9.パンデミックでわたしたちの未来はどう変わるか-1

 新型コロナウイルス感染症がもたらしたパンデミックは、世界的にはまだまだ収まる気配を見せませんが、わたしたちはそろそろわたしたちの未来について考えておかなくてはならないのではないでしょうか。とはいっても我々の未来はそんなに明るいものにはならないかもしれませんし、第一先を見通おそうとしてもコロナという霧のおかげで模糊として何も見えません。

 未来に辿る道筋が見えない時は、これまでが歩いてきた過去の道筋を見つめなおせばいいと、わたしはいつも考えています。これまで何度も人類はパンデミックに襲われてきましたが、過去には今ほどのグローバルな人の動きはありませんでしたから、今回のパンデミックが未曽有のものであることは間違いありません。現在進行中の問題が未曽有である以上、わたしたちの過去の道筋についても、どうせならその始原までさかのぼるべきかもしれません。

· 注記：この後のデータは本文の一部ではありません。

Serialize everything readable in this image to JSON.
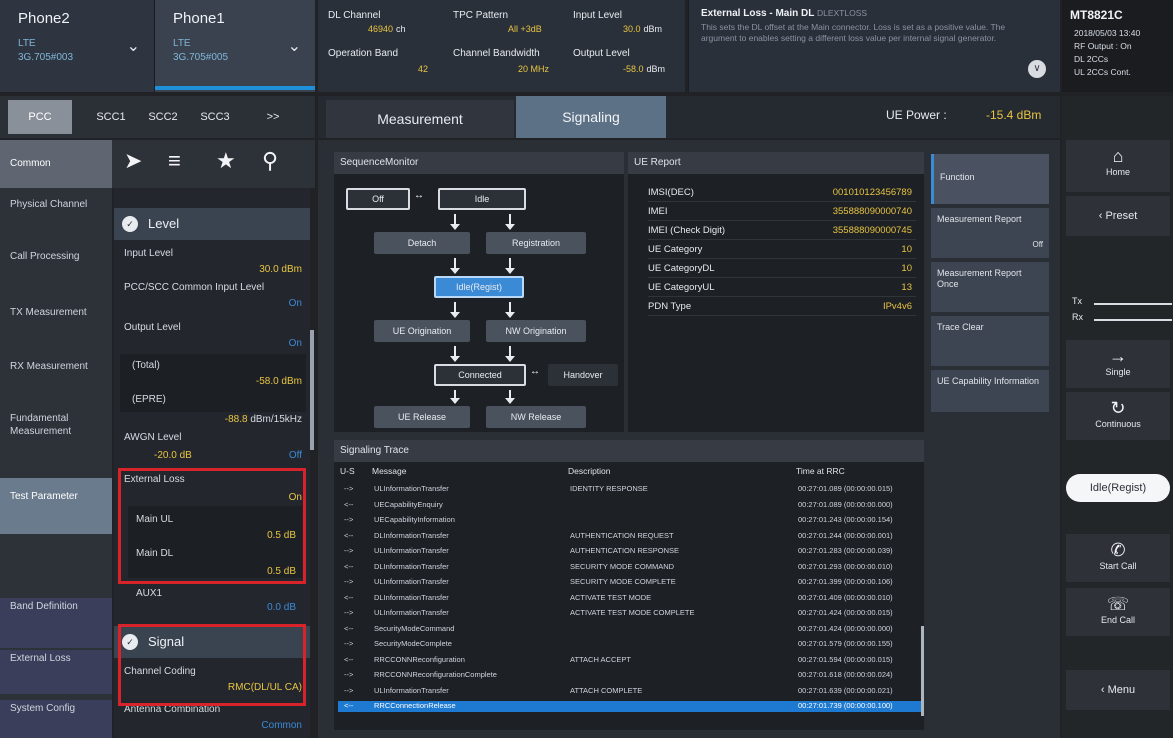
{
  "phones": {
    "phone2": {
      "name": "Phone2",
      "tech": "LTE",
      "id": "3G.705#003"
    },
    "phone1": {
      "name": "Phone1",
      "tech": "LTE",
      "id": "3G.705#005"
    }
  },
  "params": {
    "dl_channel_label": "DL Channel",
    "dl_channel_value": "46940",
    "dl_channel_unit": "ch",
    "tpc_label": "TPC Pattern",
    "tpc_value": "All +3dB",
    "input_level_label": "Input Level",
    "input_level_value": "30.0",
    "input_level_unit": "dBm",
    "op_band_label": "Operation Band",
    "op_band_value": "42",
    "ch_bw_label": "Channel Bandwidth",
    "ch_bw_value": "20 MHz",
    "output_level_label": "Output Level",
    "output_level_value": "-58.0",
    "output_level_unit": "dBm"
  },
  "info": {
    "title": "External Loss - Main DL",
    "command": "DLEXTLOSS",
    "body": "This sets the DL offset at the Main connector. Loss is set as a positive value. The argument to enables setting a different loss value per internal signal generator."
  },
  "device": {
    "model": "MT8821C",
    "datetime": "2018/05/03 13:40",
    "rf_output": "RF Output : On",
    "dl_ccs": "DL 2CCs",
    "ul_ccs": "UL 2CCs Cont."
  },
  "cc_tabs": [
    "PCC",
    "SCC1",
    "SCC2",
    "SCC3",
    ">>"
  ],
  "mode_tabs": {
    "measurement": "Measurement",
    "signaling": "Signaling"
  },
  "ue_power": {
    "label": "UE Power :",
    "value": "-15.4 dBm"
  },
  "left_nav": [
    "Common",
    "Physical Channel",
    "Call Processing",
    "TX Measurement",
    "RX Measurement",
    "Fundamental Measurement",
    "Test Parameter",
    "Band Definition",
    "External Loss",
    "System Config"
  ],
  "level": {
    "title": "Level",
    "input_level_label": "Input Level",
    "input_level_value": "30.0 dBm",
    "common_input_label": "PCC/SCC Common Input Level",
    "common_input_value": "On",
    "output_level_label": "Output Level",
    "output_level_value": "On",
    "total_label": "(Total)",
    "total_value": "-58.0 dBm",
    "epre_label": "(EPRE)",
    "epre_value": "-88.8",
    "epre_unit": "dBm/15kHz",
    "awgn_label": "AWGN Level",
    "awgn_value": "-20.0 dB",
    "awgn_state": "Off",
    "ext_loss_label": "External Loss",
    "ext_loss_value": "On",
    "main_ul_label": "Main UL",
    "main_ul_value": "0.5 dB",
    "main_dl_label": "Main DL",
    "main_dl_value": "0.5 dB",
    "aux1_label": "AUX1",
    "aux1_value": "0.0 dB"
  },
  "signal": {
    "title": "Signal",
    "channel_coding_label": "Channel Coding",
    "channel_coding_value": "RMC(DL/UL CA)",
    "antenna_label": "Antenna Combination",
    "antenna_value": "Common"
  },
  "sequence": {
    "title": "SequenceMonitor",
    "nodes": {
      "off": "Off",
      "idle": "Idle",
      "detach": "Detach",
      "registration": "Registration",
      "idle_regist": "Idle(Regist)",
      "ue_orig": "UE Origination",
      "nw_orig": "NW Origination",
      "connected": "Connected",
      "handover": "Handover",
      "ue_release": "UE Release",
      "nw_release": "NW Release"
    }
  },
  "ue_report": {
    "title": "UE Report",
    "rows": [
      {
        "label": "IMSI(DEC)",
        "value": "001010123456789"
      },
      {
        "label": "IMEI",
        "value": "355888090000740"
      },
      {
        "label": "IMEI (Check Digit)",
        "value": "355888090000745"
      },
      {
        "label": "UE Category",
        "value": "10"
      },
      {
        "label": "UE CategoryDL",
        "value": "10"
      },
      {
        "label": "UE CategoryUL",
        "value": "13"
      },
      {
        "label": "PDN Type",
        "value": "IPv4v6"
      }
    ]
  },
  "trace": {
    "title": "Signaling Trace",
    "headers": {
      "us": "U-S",
      "message": "Message",
      "description": "Description",
      "time": "Time at RRC"
    },
    "rows": [
      {
        "dir": "-->",
        "msg": "ULInformationTransfer",
        "desc": "IDENTITY RESPONSE",
        "time": "00:27:01.089 (00:00:00.015)"
      },
      {
        "dir": "<--",
        "msg": "UECapabilityEnquiry",
        "desc": "",
        "time": "00:27:01.089 (00:00:00.000)"
      },
      {
        "dir": "-->",
        "msg": "UECapabilityInformation",
        "desc": "",
        "time": "00:27:01.243 (00:00:00.154)"
      },
      {
        "dir": "<--",
        "msg": "DLInformationTransfer",
        "desc": "AUTHENTICATION REQUEST",
        "time": "00:27:01.244 (00:00:00.001)"
      },
      {
        "dir": "-->",
        "msg": "ULInformationTransfer",
        "desc": "AUTHENTICATION RESPONSE",
        "time": "00:27:01.283 (00:00:00.039)"
      },
      {
        "dir": "<--",
        "msg": "DLInformationTransfer",
        "desc": "SECURITY MODE COMMAND",
        "time": "00:27:01.293 (00:00:00.010)"
      },
      {
        "dir": "-->",
        "msg": "ULInformationTransfer",
        "desc": "SECURITY MODE COMPLETE",
        "time": "00:27:01.399 (00:00:00.106)"
      },
      {
        "dir": "<--",
        "msg": "DLInformationTransfer",
        "desc": "ACTIVATE TEST MODE",
        "time": "00:27:01.409 (00:00:00.010)"
      },
      {
        "dir": "-->",
        "msg": "ULInformationTransfer",
        "desc": "ACTIVATE TEST MODE COMPLETE",
        "time": "00:27:01.424 (00:00:00.015)"
      },
      {
        "dir": "<--",
        "msg": "SecurityModeCommand",
        "desc": "",
        "time": "00:27:01.424 (00:00:00.000)"
      },
      {
        "dir": "-->",
        "msg": "SecurityModeComplete",
        "desc": "",
        "time": "00:27:01.579 (00:00:00.155)"
      },
      {
        "dir": "<--",
        "msg": "RRCCONNReconfiguration",
        "desc": "ATTACH ACCEPT",
        "time": "00:27:01.594 (00:00:00.015)"
      },
      {
        "dir": "-->",
        "msg": "RRCCONNReconfigurationComplete",
        "desc": "",
        "time": "00:27:01.618 (00:00:00.024)"
      },
      {
        "dir": "-->",
        "msg": "ULInformationTransfer",
        "desc": "ATTACH COMPLETE",
        "time": "00:27:01.639 (00:00:00.021)"
      },
      {
        "dir": "<--",
        "msg": "RRCConnectionRelease",
        "desc": "",
        "time": "00:27:01.739 (00:00:00.100)"
      }
    ]
  },
  "functions": {
    "function": "Function",
    "meas_report": "Measurement Report",
    "meas_report_state": "Off",
    "meas_report_once": "Measurement Report Once",
    "trace_clear": "Trace Clear",
    "ue_cap": "UE Capability Information"
  },
  "right": {
    "home": "Home",
    "preset": "Preset",
    "tx": "Tx",
    "rx": "Rx",
    "single": "Single",
    "continuous": "Continuous",
    "status": "Idle(Regist)",
    "start_call": "Start Call",
    "end_call": "End Call",
    "menu": "Menu"
  }
}
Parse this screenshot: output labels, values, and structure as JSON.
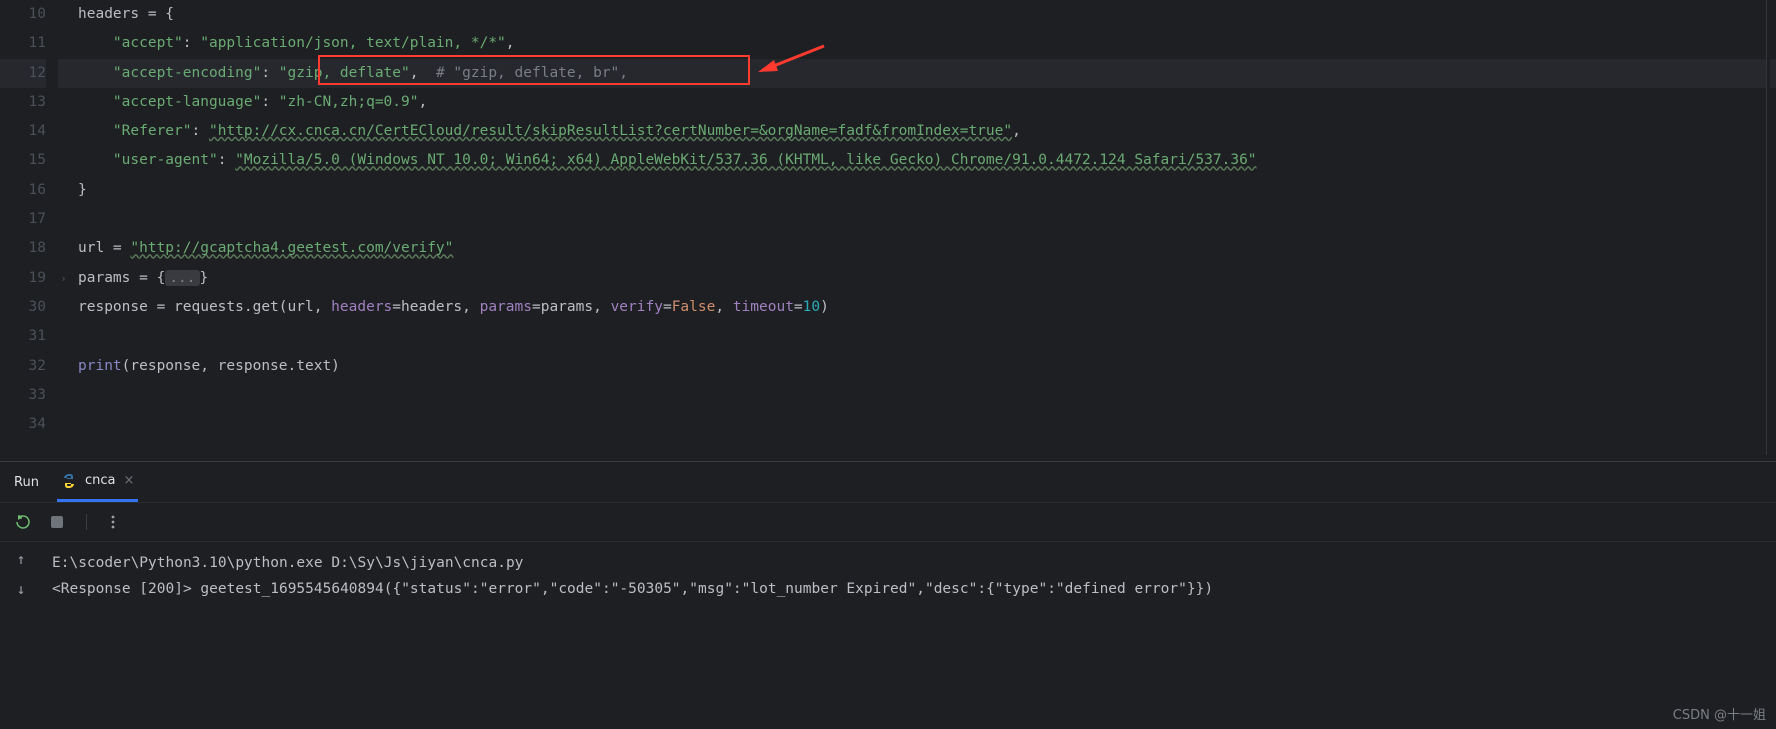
{
  "gutter": [
    "10",
    "11",
    "12",
    "13",
    "14",
    "15",
    "16",
    "17",
    "18",
    "19",
    "30",
    "31",
    "32",
    "33",
    "34"
  ],
  "code": {
    "l10": {
      "pre": "headers = {"
    },
    "l11": {
      "k": "\"accept\"",
      "v": "\"application/json, text/plain, */*\"",
      "tail": ","
    },
    "l12": {
      "k": "\"accept-encoding\"",
      "v": "\"gzip, deflate\"",
      "tail": ",  ",
      "c": "# \"gzip, deflate, br\","
    },
    "l13": {
      "k": "\"accept-language\"",
      "v": "\"zh-CN,zh;q=0.9\"",
      "tail": ","
    },
    "l14": {
      "k": "\"Referer\"",
      "v": "\"http://cx.cnca.cn/CertECloud/result/skipResultList?certNumber=&orgName=fadf&fromIndex=true\"",
      "tail": ","
    },
    "l15": {
      "k": "\"user-agent\"",
      "v": "\"Mozilla/5.0 (Windows NT 10.0; Win64; x64) AppleWebKit/537.36 (KHTML, like Gecko) Chrome/91.0.4472.124 Safari/537.36\""
    },
    "l16": {
      "pre": "}"
    },
    "l18": {
      "a": "url = ",
      "v": "\"http://gcaptcha4.geetest.com/verify\""
    },
    "l19": {
      "a": "params = {",
      "fold": "...",
      "b": "}"
    },
    "l30": {
      "a": "response = requests.get(url, ",
      "p1": "headers",
      "p1v": "=headers, ",
      "p2": "params",
      "p2v": "=params, ",
      "p3": "verify",
      "p3v": "=",
      "p3b": "False",
      "p3t": ", ",
      "p4": "timeout",
      "p4v": "=",
      "p4n": "10",
      "p4t": ")"
    },
    "l32": {
      "fn": "print",
      "rest": "(response, response.text)"
    }
  },
  "run": {
    "label": "Run",
    "tab_name": "cnca",
    "close": "×"
  },
  "console": {
    "line1": "E:\\scoder\\Python3.10\\python.exe D:\\Sy\\Js\\jiyan\\cnca.py",
    "line2": "<Response [200]> geetest_1695545640894({\"status\":\"error\",\"code\":\"-50305\",\"msg\":\"lot_number Expired\",\"desc\":{\"type\":\"defined error\"}})"
  },
  "watermark": "CSDN @十一姐"
}
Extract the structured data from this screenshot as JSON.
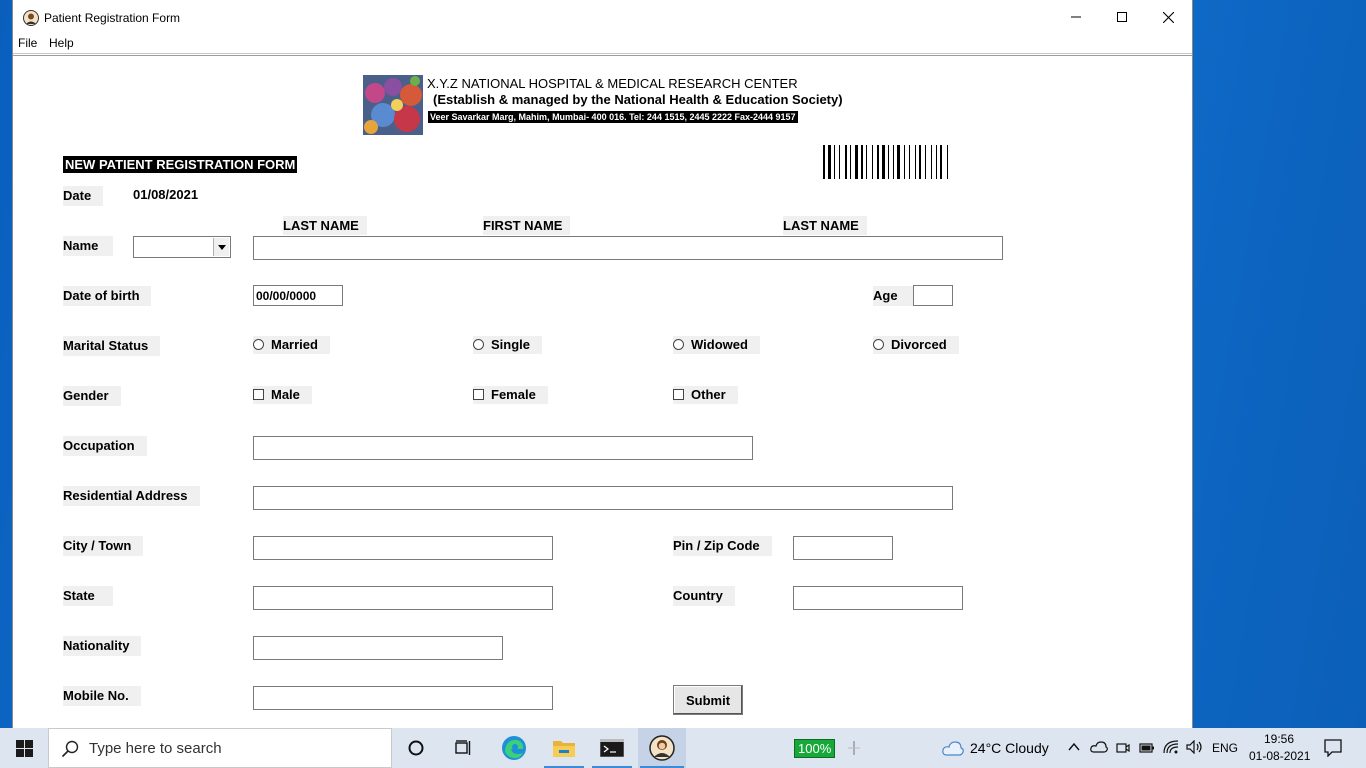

 何が人間とサルを分けるのかという問題は、様々な視点から論議されてきました。二足歩行という視点で分けると約7百万年前から6百万年前くらいに猿人が登場沿いますが。まだ、猿(ラテン語ではピテクス)という字が見られるように、まあサルと人間の中間という感じでしょうか。道具を使うという事に注目すると2百万年くらい前のホモ・ハビリス(有能なという意味のラテン語)が登場します。わたしたちと同じホモ(人間)属ですから、この辺がヒト属の始まりでしょうか。ただ、日本語では原人というくらいで、まだまだ現在のホモ・サピエンスではありません。

 ところで、人類はもちろん多細胞生物の細胞にはミトコンドリアという細胞内機関があります。ミトコンドリアは卵子にはあるのですが精子にはありません。そのため母方にのみその形質が引き継がれていきます。従って母方のご先祖への道筋はミトコンドリアを通して辿れる事が出来るのです。1980年代になるとDNA解析技術の急速な発達とともに、ミトコンドリア研究が活発になりました。1987年、アメリカでミトコンドリアのDNAの解析から、わたし達の祖先であるイブに行き当たります。約20万年前のアフリカの女性です。勝手に旧約聖書のアダムとイブのイブと名付けたのはともかくとして、彼女は間違いなくホモ・サピエンスの持つミトコンドリアを持っていた最初の女性なのです。

 しかし、彼女ひとりが突然変異によってホモ・サピエンスの形質を持ったとしても、種としてのホモ・サピエンスが生まれた訳ではありません。彼女の形質を引き継ぎながら子孫が進化を続けながら増えていき、ホモ・サピエンスが登場までにはさらに10万年必要でした。つまり、わたしたち人類(ホモ・サピエンス)は約10万年前にアフリカの大地溝帯のどこかで生まれたと言われています。しかも、黄色人種、白人種、黒人種などの区別なく全ての人種や民族は、少なくともミトコンドリアを辿る限り、全て究極のルーツはこのアフリカの大地溝帯あたりで生まれたイブに行きつくのです。

 さて、ホモ・サピエンスはそれまでのホモ属である、親せきたちと大きく違った特性を持っていました。それは現在「グレートジャーニー」などと言われていますが、地球規模の大移動をやり遂げたという事です。約6万年前にはアフリカを出ています。それから2万年かけて4万年前ごろにヨーロッパの西の端まで達し、逆に東側には1万年程度かけて、つまり5万年前ごろまでに東南アジアまでたどりつきました。オーストラリアに進出するのはさらにその1万年後です。同じアジアでも中央アジアを経由してシベリアへ進出するのは今から3万年前、ベーリング海を渡るのはやはり今から1万5千年前、そこから南北アメリカ大陸を縦断して最南端には3千年くらいで到達しています。実は日本列島への人類の到達は3~4万年前と早いのですが、なかでも南アジアからのグループは、シベリア経由で北から来たグループよりずっと早かったようです。

 いずれにしてもイブが誕生してからホモ・サピエンスが種になるまで10万年もかかっているのに、ホモ・サピエンスになって4万年程度でふるさとアフリカを飛び出し、それから5万年程度で世界中に住むようになっているのです。その地質学的には殆ど爆発的と言える生息域の拡大を支えた冒険心の背景となる、継続的で強いモティベーションは何だったのか、わたしはそこに注目しています。

 しかし、わたしたちはそんな昔のことは何も覚えていません。まあ、なんとか思い出すことのできるはせいぜい5千年くらい前からのことです。それをわたしたちは考古学と呼んでいますが、歴史と呼ぶことが出来るレベルであればまあ2~3千年がいいところでしょう。歴史をひも解くという事は、わたしたちの体のどこかに残っているはずの大旅行の記憶を思い出す作業だと考えれば、学生時代、教科としての歴史が嫌いだったわたしも納得するところです。ただ、残念なことにわたしたちは記憶をたどることはしても、それに学んで現在や未来に役立てるという事は苦手です。だからこそ「歴史は繰り返される」という名言も光るのでしょうが。

 コロナやインフルエンザに限らず人類とウイルスの付き合いは永いはずです。それまで何かわからないが「悪いことをする存在」としてしか解らなかったウイルスの姿が確認されたのは電子顕微鏡が発明された20世紀半ばなのですが、それは見ることが出来なかっただけで、人類どころか生物の起源にまでさかのぼって、わたしたちはウイルスと付き合わなければならない宿命を背負ってきました。

 天然痘、ペスト、スペイン風邪などは歴史に刻まれていますが、エジプトの遺跡からはペストで亡くなった人のミイラが発見されていますし、それよりももっと昔から、もちろんその頃は原因不明の「呪い」や「祟り」などと思われていたでしょうが、多くの人が感染症に罹って亡くなってきたはずでしょう。グレートジャーニーを成し遂げたわたしたち人類が、それと同じ期間付き合ってきたはずの感染症という不条理には、どうしてこんなにも無力なのでしょうか。情けないと言うより、わたしは単純に「不思議」でしょうがありません。